# Распознавание речи с помощью алгоритма nnet3

In [1]:
from pathlib import Path
import pandas as pd
from kaldi.asr import NnetLatticeFasterRecognizer
from kaldi.decoder import LatticeFasterDecoderOptions
from kaldi.nnet3 import NnetSimpleComputationOptions
from kaldi.util.table import SequentialMatrixReader, CompactLatticeWriter

## Определение параметров

In [2]:
MODEL_DIR = Path('../model')
SCP_PATH = 'data/example_segments.scp'
S2U_PATH = 'data/spk2utt'
TRANS_PATH = 'data/transcriptions'

In [3]:
decoder_opts = LatticeFasterDecoderOptions()
decoder_opts.beam = 13
decoder_opts.max_active = 7000
decodable_opts = NnetSimpleComputationOptions()
decodable_opts.acoustic_scale = 1.0
decodable_opts.frame_subsampling_factor = 3

## Определение модели распознавания

In [4]:
model = str(MODEL_DIR / 'final.mdl')
graph = str(MODEL_DIR / 'HCLG.fst')
words = str(MODEL_DIR / 'words.txt')

In [5]:
asr = NnetLatticeFasterRecognizer.from_files(model, graph, words,
                                             decoder_opts=decoder_opts, 
                                             decodable_opts=decodable_opts)

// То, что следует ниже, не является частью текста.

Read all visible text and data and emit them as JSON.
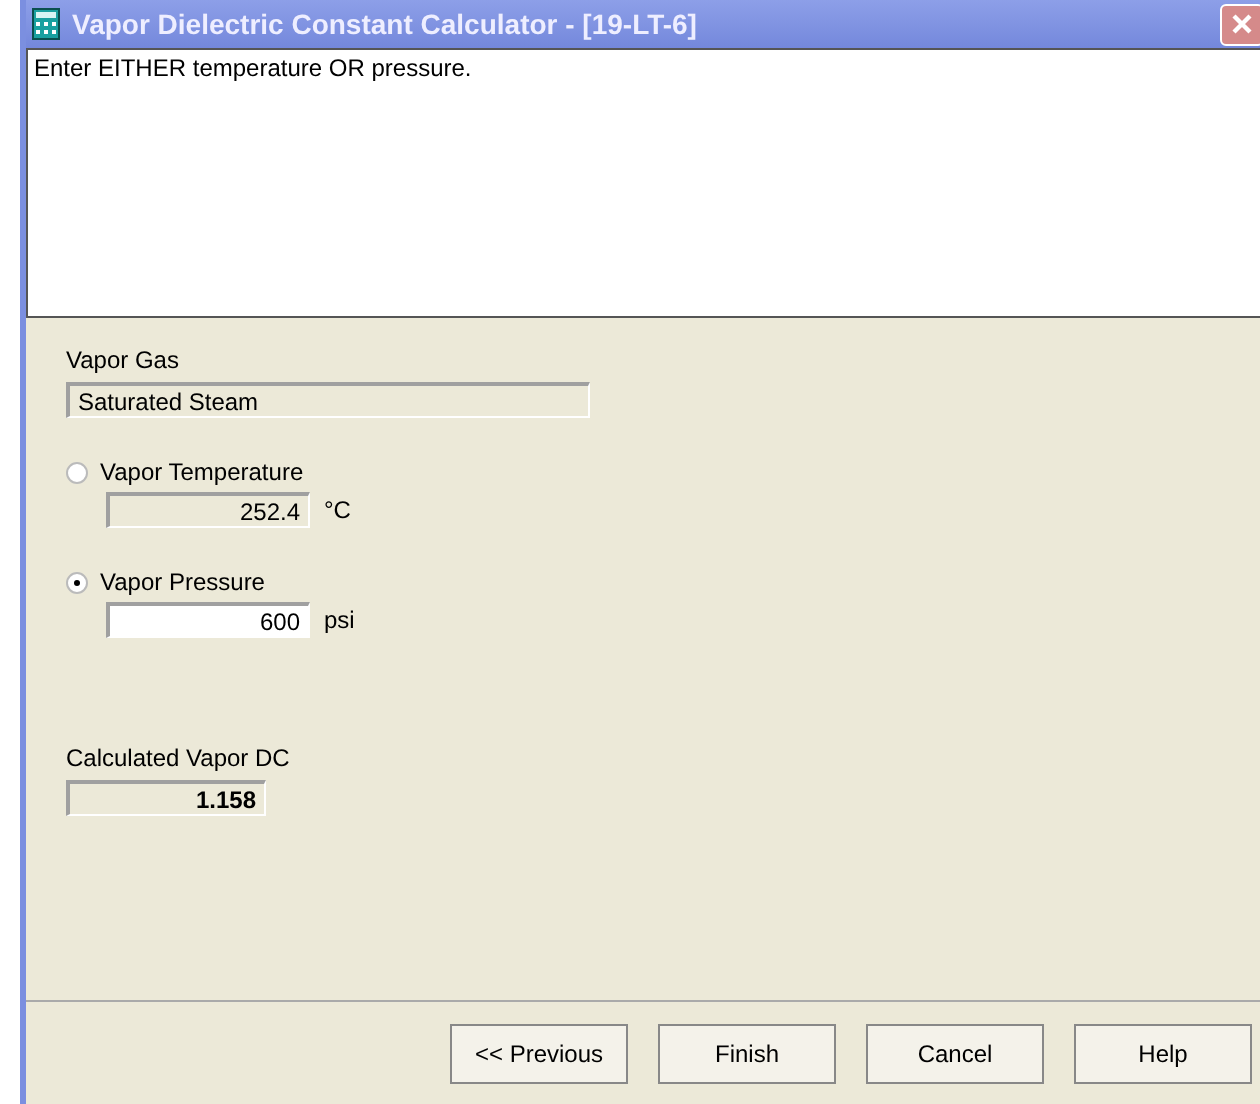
{
  "window": {
    "title": "Vapor Dielectric Constant Calculator - [19-LT-6]"
  },
  "message": "Enter EITHER temperature OR pressure.",
  "vapor_gas": {
    "label": "Vapor Gas",
    "value": "Saturated Steam"
  },
  "inputs": [
    {
      "label": "Vapor Temperature",
      "selected": false,
      "value": "252.4",
      "unit": "°C",
      "disabled": true
    },
    {
      "label": "Vapor Pressure",
      "selected": true,
      "value": "600",
      "unit": "psi",
      "disabled": false
    }
  ],
  "result": {
    "label": "Calculated Vapor DC",
    "value": "1.158"
  },
  "buttons": [
    "<< Previous",
    "Finish",
    "Cancel",
    "Help"
  ]
}
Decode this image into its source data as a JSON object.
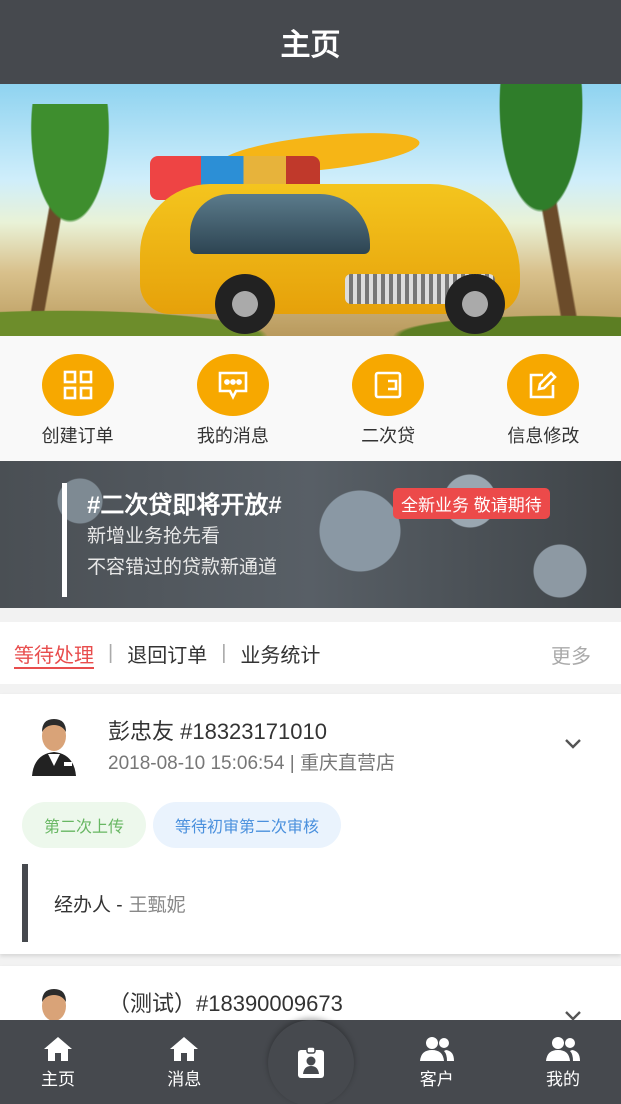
{
  "header": {
    "title": "主页"
  },
  "banner": {
    "slide_count": 3,
    "active_slide": 2
  },
  "quick_actions": [
    {
      "label": "创建订单",
      "icon": "grid-icon"
    },
    {
      "label": "我的消息",
      "icon": "chat-bubble-icon"
    },
    {
      "label": "二次贷",
      "icon": "wallet-icon"
    },
    {
      "label": "信息修改",
      "icon": "edit-icon"
    }
  ],
  "promo": {
    "title": "#二次贷即将开放#",
    "badge": "全新业务 敬请期待",
    "line1": "新增业务抢先看",
    "line2": "不容错过的贷款新通道"
  },
  "tabs": {
    "items": [
      "等待处理",
      "退回订单",
      "业务统计"
    ],
    "separator": "|",
    "active": 0,
    "more": "更多"
  },
  "cards": [
    {
      "name": "彭忠友 #18323171010",
      "datetime": "2018-08-10 15:06:54",
      "meta_separator": "|",
      "store": "重庆直营店",
      "tags": [
        "第二次上传",
        "等待初审第二次审核"
      ],
      "handler_label": "经办人 -",
      "handler_name": "王甄妮"
    },
    {
      "name": "（测试）#18390009673"
    }
  ],
  "tabbar": {
    "items": [
      {
        "label": "主页",
        "icon": "home-icon"
      },
      {
        "label": "消息",
        "icon": "home-icon"
      },
      {
        "label": "",
        "icon": "contact-card-icon"
      },
      {
        "label": "客户",
        "icon": "users-icon"
      },
      {
        "label": "我的",
        "icon": "users-icon"
      }
    ]
  },
  "colors": {
    "header_bg": "#46494e",
    "accent_orange": "#f7a800",
    "active_tab_red": "#e84d4d",
    "badge_red": "#ec4a4a",
    "tag_green_text": "#68b763",
    "tag_blue_text": "#4a90dd"
  }
}
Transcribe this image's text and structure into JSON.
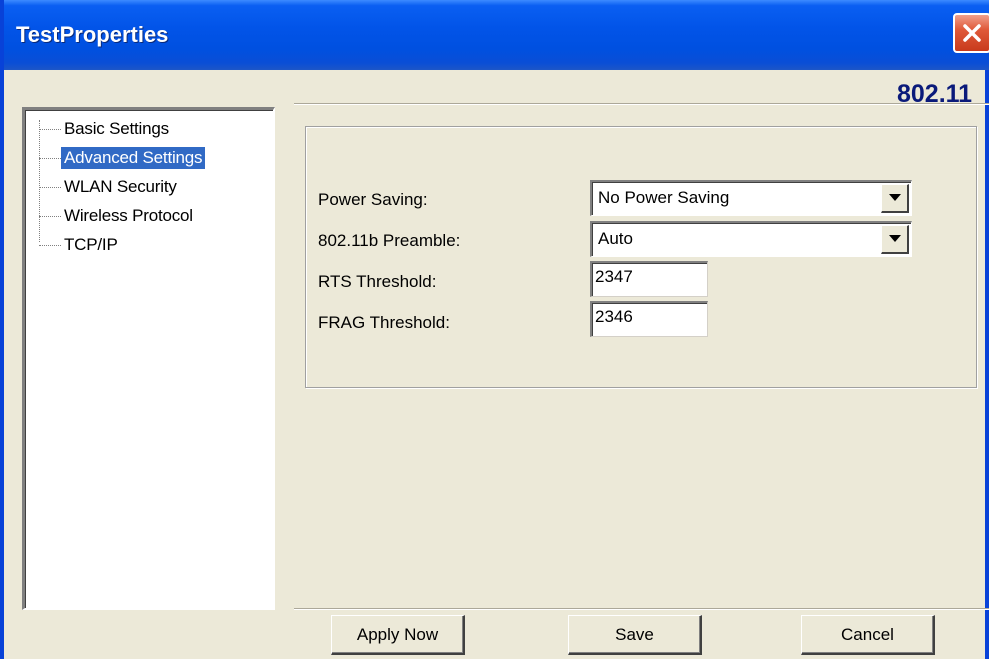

## Выполнение распознавания

In [11]:
feats_rspec = ("ark:compute-mfcc-feats --config=" + str(MODEL_DIR / 'conf/mfcc.conf') + " scp:" + SCP_PATH + " ark:- |")
ivectors_rspec = (feats_rspec + "ivector-extract-online2 "
                "--config=" + str(MODEL_DIR / 'conf/ivector_extractor.conf') + " "
                "ark:" + S2U_PATH + " ark:- ark:- |")
lat_wspec = "ark:| gzip -c > lat.gz"   
with SequentialMatrixReader(feats_rspec) as feats_reader, \
    SequentialMatrixReader(ivectors_rspec) as ivectors_reader, \
    CompactLatticeWriter(lat_wspec) as lat_writer:
    for (fkey, feats), (ikey, ivectors) in zip(feats_reader, ivectors_reader):
        assert(fkey == ikey)
        out = asr.decode((feats, ivectors))
        lat_writer[fkey] = out['lattice']
        with open(TRANS_PATH, 'a') as f:
            f.write(fkey + '\t' + out['text'].lower() + '\n')

In [12]:
transcriptions = pd.read_csv(TRANS_PATH, header=None, sep='\t', names=['Сегмент', 'Транскрибация'])
transcriptions

Unnamed: 0,Сегмент,Транскрибация
0,example.0-2-0000746-0000832,пять
1,example.0-2-0001277-0001377,бом
2,example.1-2-0000078-0000700,наталья благодарю вас за ожиданьем по данному ...
3,example.1-2-0000700-0000886,постарайтесь пожалуйста омовением
4,example.1-2-0000940-0001262,я в свою очередь с вами прощайте всего дом про...